Shares of Snap (NYSE:SNAP) fell today, down by 5% as of 12:40 p.m. EST, after the stock was downgraded. Cowen analyst John Blackledge dropped his rating on Snap from market perform to underperform.
The rating change came following a survey of ad buyers that didn't inspire a lot of confidence in Snap's ad business. An overwhelming 96% of advertisers prefer to spend their ad budgets on Facebook's (NASDAQ:FB) Instagram platform instead of Snapchat, which Blackledge views as a "major challenge for Snapchat as the growing Instagram Stories platform has quickly become the first choice for advertisers."
The results are particularly troubling considering the analyst is quite bullish on the overall digital ad market, as advertisers continue shifting their spending toward digital platforms.

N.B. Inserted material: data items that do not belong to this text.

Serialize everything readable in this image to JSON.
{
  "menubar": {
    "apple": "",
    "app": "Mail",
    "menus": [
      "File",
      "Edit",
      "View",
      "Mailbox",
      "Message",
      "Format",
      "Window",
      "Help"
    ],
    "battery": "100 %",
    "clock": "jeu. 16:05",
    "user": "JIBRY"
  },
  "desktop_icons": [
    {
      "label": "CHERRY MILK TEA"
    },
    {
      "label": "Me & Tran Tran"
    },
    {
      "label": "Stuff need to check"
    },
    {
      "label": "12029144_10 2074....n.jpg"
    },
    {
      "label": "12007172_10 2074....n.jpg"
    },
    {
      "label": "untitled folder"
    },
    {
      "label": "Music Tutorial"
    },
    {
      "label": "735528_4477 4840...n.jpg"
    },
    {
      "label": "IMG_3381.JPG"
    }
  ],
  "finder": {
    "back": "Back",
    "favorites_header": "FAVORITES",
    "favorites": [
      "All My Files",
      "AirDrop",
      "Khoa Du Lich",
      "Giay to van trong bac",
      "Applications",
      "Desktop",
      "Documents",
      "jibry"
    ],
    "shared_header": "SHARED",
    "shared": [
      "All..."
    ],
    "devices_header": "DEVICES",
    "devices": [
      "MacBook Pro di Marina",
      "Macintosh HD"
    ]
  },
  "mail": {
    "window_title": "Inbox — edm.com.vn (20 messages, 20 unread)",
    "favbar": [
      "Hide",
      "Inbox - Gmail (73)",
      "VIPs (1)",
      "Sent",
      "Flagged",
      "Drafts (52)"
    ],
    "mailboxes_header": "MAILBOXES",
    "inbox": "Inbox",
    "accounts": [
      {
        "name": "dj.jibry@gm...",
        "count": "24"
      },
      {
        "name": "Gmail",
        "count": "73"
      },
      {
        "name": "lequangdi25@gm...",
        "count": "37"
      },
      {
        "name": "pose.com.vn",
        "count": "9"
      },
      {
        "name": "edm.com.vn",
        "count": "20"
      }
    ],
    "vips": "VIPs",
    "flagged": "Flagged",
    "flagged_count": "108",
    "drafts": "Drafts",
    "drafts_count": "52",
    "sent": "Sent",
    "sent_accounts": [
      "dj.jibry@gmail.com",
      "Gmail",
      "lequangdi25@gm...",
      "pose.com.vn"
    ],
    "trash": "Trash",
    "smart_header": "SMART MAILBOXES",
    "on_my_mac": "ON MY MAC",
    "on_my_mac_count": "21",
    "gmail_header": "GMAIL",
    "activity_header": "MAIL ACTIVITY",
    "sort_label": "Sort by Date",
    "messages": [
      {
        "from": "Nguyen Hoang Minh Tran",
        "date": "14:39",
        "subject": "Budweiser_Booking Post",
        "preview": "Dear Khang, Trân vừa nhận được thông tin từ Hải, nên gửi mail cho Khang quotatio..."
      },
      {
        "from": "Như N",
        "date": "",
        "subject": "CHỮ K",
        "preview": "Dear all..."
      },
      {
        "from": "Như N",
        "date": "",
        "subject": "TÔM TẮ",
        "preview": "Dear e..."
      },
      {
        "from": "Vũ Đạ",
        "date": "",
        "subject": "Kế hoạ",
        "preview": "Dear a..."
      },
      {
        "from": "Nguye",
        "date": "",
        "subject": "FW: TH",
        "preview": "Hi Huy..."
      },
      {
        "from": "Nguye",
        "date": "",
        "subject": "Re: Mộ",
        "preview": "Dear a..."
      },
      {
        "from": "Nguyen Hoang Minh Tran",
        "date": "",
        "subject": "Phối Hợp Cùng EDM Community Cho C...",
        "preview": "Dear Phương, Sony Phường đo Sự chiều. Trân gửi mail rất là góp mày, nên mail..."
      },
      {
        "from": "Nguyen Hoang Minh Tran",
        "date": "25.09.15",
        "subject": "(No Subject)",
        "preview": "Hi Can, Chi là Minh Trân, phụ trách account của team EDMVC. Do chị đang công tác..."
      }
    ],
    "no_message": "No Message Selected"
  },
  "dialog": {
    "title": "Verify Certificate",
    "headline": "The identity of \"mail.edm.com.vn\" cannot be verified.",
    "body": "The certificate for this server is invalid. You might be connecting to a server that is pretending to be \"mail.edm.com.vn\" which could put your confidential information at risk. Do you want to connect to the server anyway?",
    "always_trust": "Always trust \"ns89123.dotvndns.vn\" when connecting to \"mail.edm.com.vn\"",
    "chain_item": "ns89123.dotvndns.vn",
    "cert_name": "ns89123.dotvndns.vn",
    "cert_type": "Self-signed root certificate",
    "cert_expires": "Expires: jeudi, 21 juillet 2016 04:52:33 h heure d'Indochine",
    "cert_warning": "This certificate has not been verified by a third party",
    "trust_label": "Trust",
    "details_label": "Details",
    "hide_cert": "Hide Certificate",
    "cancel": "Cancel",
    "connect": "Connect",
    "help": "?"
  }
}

Blackledge is reducing his estimates for Snap's 2018 revenue, and now expects total revenue to be approximately $1.1 billion, down from a prior estimate of $1.3 billion. The analyst also trimmed his estimates for user growth due in part to the recent major app redesign, as well as the long-standing performance issues with the Android version of Snapchat. Meanwhile, Snap shares still fetch lofty valuation multiples, which could get compressed if other Street analysts ratchet down their respective estimates.